Il primo test è stato eseguito con i soggetti che ascoltavano musica classica nella fase di consolidamento delle informazioni ma non nella fase di recupero, mentre nel secondo esercizio è stato ripetuto con lo stimolo uditivo durante entrambe le fasi. Tuttavia, non sono state osservate differenze significative in termini di risultati.
È stata utilizzata la musica classica in questi esercizi perché “è un tipo di musica che cade tra il rilassante e l’eccitazione, e ha dimostrato di essere il più efficace per migliorare la memoria”. Inoltre, il fatto che sia strumentale riduce l’interferenza (che può derivare dai testi) con il contenuto che i partecipanti devono imparare nel compito di memoria.
Tuttavia, il team calabrese ha voluto effettuare un terzo esperimento utilizzando musica popolare che è stata considerata eccitante piuttosto che rilassante, e dopo uno studio preliminare, hanno utilizzato una versione strumentale di Un rayo de sol (Un raggio di luce), del gruppo Los Diablos.
In quell’esperimento, secondo Calabria, i risultati hanno suggerito che “l’uso della musica come strategia per la regolazione dell’umore è associato a migliori prestazioni nei compiti di memoria“.
Questa scoperta apre la possibilità di ulteriori ricerche per continuare a esplorare il ruolo delle preferenze interindividuali e degli atteggiamenti nei confronti della musica tra i pazienti con MCI. Il gruppo prevede di continuare il progetto fino alla fine del 2024.
Durante questo periodo, studierà se la musica di sottofondo potrebbe essere più utile in altri domini cognitivi, come l’attenzione e la concentrazione nei pazienti con malattia di Parkinson.
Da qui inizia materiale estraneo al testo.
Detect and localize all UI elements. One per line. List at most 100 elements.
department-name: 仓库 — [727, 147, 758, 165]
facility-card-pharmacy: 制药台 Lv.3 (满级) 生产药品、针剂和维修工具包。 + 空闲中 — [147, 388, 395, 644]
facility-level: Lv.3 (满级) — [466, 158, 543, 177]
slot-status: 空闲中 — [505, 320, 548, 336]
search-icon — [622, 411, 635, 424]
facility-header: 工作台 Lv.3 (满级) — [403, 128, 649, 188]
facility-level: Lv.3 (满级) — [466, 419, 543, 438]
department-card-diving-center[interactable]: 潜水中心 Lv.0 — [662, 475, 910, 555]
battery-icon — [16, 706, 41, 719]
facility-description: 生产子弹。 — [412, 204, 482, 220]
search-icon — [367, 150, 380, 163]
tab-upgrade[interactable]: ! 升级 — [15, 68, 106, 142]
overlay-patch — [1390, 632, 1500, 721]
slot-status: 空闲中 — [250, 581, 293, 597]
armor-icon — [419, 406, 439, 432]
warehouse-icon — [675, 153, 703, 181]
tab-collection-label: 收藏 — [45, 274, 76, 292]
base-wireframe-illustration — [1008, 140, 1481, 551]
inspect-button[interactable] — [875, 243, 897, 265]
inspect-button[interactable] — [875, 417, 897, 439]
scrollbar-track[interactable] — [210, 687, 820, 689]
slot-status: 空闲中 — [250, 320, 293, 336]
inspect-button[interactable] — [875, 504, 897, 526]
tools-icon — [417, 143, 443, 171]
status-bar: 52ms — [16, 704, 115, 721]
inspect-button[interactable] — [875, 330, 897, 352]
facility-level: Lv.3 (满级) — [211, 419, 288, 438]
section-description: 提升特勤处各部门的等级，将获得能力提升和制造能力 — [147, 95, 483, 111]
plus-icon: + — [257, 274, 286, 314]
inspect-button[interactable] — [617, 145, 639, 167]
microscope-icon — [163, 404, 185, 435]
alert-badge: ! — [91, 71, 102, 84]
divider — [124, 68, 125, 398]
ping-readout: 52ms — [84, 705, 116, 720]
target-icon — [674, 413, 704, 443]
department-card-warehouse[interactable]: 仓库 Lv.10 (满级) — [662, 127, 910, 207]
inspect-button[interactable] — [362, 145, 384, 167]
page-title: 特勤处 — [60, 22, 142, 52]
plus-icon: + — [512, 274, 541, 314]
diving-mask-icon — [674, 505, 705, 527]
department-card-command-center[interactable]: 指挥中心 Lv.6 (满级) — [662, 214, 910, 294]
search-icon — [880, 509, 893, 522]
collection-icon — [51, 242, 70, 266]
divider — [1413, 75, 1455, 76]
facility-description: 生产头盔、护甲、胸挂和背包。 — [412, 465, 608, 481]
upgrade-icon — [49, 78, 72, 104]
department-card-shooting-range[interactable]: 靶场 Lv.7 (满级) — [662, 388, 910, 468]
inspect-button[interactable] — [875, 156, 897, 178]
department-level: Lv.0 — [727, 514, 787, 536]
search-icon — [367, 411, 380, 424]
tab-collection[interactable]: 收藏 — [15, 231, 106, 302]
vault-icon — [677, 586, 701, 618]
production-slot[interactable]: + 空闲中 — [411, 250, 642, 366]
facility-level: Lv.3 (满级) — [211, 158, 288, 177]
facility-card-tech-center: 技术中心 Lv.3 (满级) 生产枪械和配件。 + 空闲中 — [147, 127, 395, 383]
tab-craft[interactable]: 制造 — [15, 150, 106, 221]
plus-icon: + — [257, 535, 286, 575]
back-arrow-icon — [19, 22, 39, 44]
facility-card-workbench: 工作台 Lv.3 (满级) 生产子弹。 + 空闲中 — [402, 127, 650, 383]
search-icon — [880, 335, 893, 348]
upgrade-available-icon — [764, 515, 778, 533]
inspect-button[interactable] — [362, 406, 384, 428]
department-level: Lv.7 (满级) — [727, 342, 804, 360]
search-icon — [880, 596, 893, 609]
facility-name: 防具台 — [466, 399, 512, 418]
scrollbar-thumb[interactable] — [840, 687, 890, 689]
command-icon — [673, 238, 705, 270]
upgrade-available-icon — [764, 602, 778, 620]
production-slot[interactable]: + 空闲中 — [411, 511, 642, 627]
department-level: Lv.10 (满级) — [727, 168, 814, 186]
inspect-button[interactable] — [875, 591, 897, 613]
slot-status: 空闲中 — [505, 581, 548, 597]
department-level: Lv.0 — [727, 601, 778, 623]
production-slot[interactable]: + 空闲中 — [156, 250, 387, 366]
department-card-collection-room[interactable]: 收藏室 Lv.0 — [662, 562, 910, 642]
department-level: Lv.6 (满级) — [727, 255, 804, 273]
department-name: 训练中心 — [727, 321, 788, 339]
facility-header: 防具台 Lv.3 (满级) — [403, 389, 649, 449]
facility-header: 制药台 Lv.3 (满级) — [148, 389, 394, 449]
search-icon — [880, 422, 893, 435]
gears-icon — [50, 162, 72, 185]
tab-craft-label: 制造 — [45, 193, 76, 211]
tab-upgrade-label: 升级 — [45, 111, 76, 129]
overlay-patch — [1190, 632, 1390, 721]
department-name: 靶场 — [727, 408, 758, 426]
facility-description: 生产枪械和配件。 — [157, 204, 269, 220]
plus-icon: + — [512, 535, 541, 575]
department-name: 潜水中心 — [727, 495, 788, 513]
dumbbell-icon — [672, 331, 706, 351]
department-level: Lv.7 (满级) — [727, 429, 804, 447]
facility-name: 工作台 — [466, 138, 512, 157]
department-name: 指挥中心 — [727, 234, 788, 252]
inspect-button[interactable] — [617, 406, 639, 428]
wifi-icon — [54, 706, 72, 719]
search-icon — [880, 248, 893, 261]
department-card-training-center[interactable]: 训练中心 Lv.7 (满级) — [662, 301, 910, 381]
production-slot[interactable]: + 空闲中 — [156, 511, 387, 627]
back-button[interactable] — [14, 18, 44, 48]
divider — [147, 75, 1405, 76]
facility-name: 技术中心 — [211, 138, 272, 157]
Gli esperimenti prevedono anche l’uso di un nuovo dispositivo di spettroscopia infrarossa nel Neuro Lab, uno dei nuovi laboratori recentemente aperti presso la UOC, che mostrerà l’attivazione a livello cerebrale mentre i processi cognitivi sono in corso.
Ciò contribuirà a determinare se ci sono o meno alterazioni nella modulazione del cervello, in quali aree ciò avviene e se dipende dal tipo di persona studiata, indipendentemente dal livello di risposta alla musica.
In termini generali, questo aiuterà a trovare un tipo di marcatore che determina le persone che hanno maggiori probabilità di beneficiare della musica nei compiti cognitivi.
“Più sappiamo come la musica di sottofondo modella i processi cognitivi, migliore è l’uso che possiamo fare della musica come strumento terapeutico nella stimolazione cognitiva”, ha concluso Calabria, esperto nello studio dei processi cognitivi e membro del personale docente del Master in Neuropsicologia della UOC.